Since the sim init creates several random generators, only a fraction of the code affects any particular solver's random numbers. So it's less fickle than I feared.
The problem is that most of these will depend on the molecules available so as soon as one random generator is affected, it will likely affect the molecules present and therefore the other generators.
For clarification, seed 1028 gets stuck after 1838.73 sec (your log must not have flushed with it getting stuck in the loop).
It happens in the calculateRequest function in complexation with the call to arrow: https://github.com/CovertLab/wcEcoli/blob/5503af00e7b33e93861c0a6c19b7850d7c5388fa/models/ecoli/processes/complexation.py#L59
It happens in the calculateRequest function in complexation with the call to arrow:
Ah okay, a new corner case for arrow! I'll take a look.
Please do try to debug why it didn't respond to ^C.
Does the Python interface catch every Exception
then retry? That'd do it, which is why catching Exception
without re-raising it is a no-no.
Please do try to debug why it didn't respond to ^C.

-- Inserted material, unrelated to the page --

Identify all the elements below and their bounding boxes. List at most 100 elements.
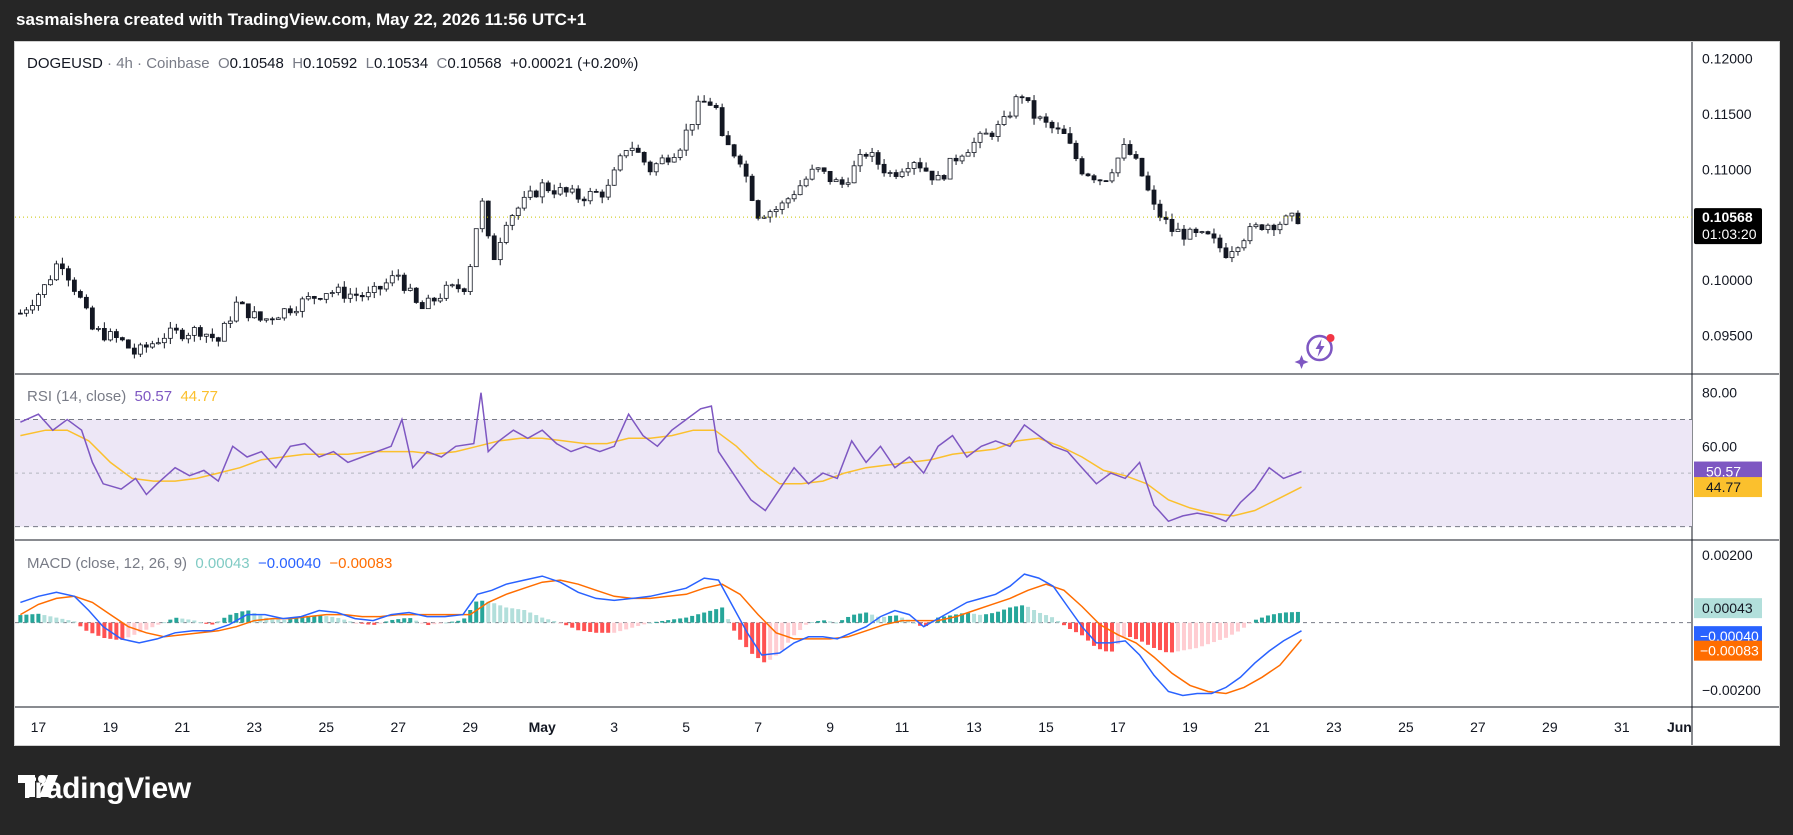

Looking into it now. It's funny because CPU is not pegged, actually it is flat. So it is not doing anything, just sitting there not responding.
Does the Python interface catch every Exception then retry?
Nope, no try
's at all in the python.
prints
In Sisyphus, this triggered a cascade of problems. It retried this task many times across many workers, they all uploaded a log to the same storage file, this exceeded a Cloud Storage API rate-limit, causing another exception. Eventually I deleted the 17 workers that were still trying to run this task.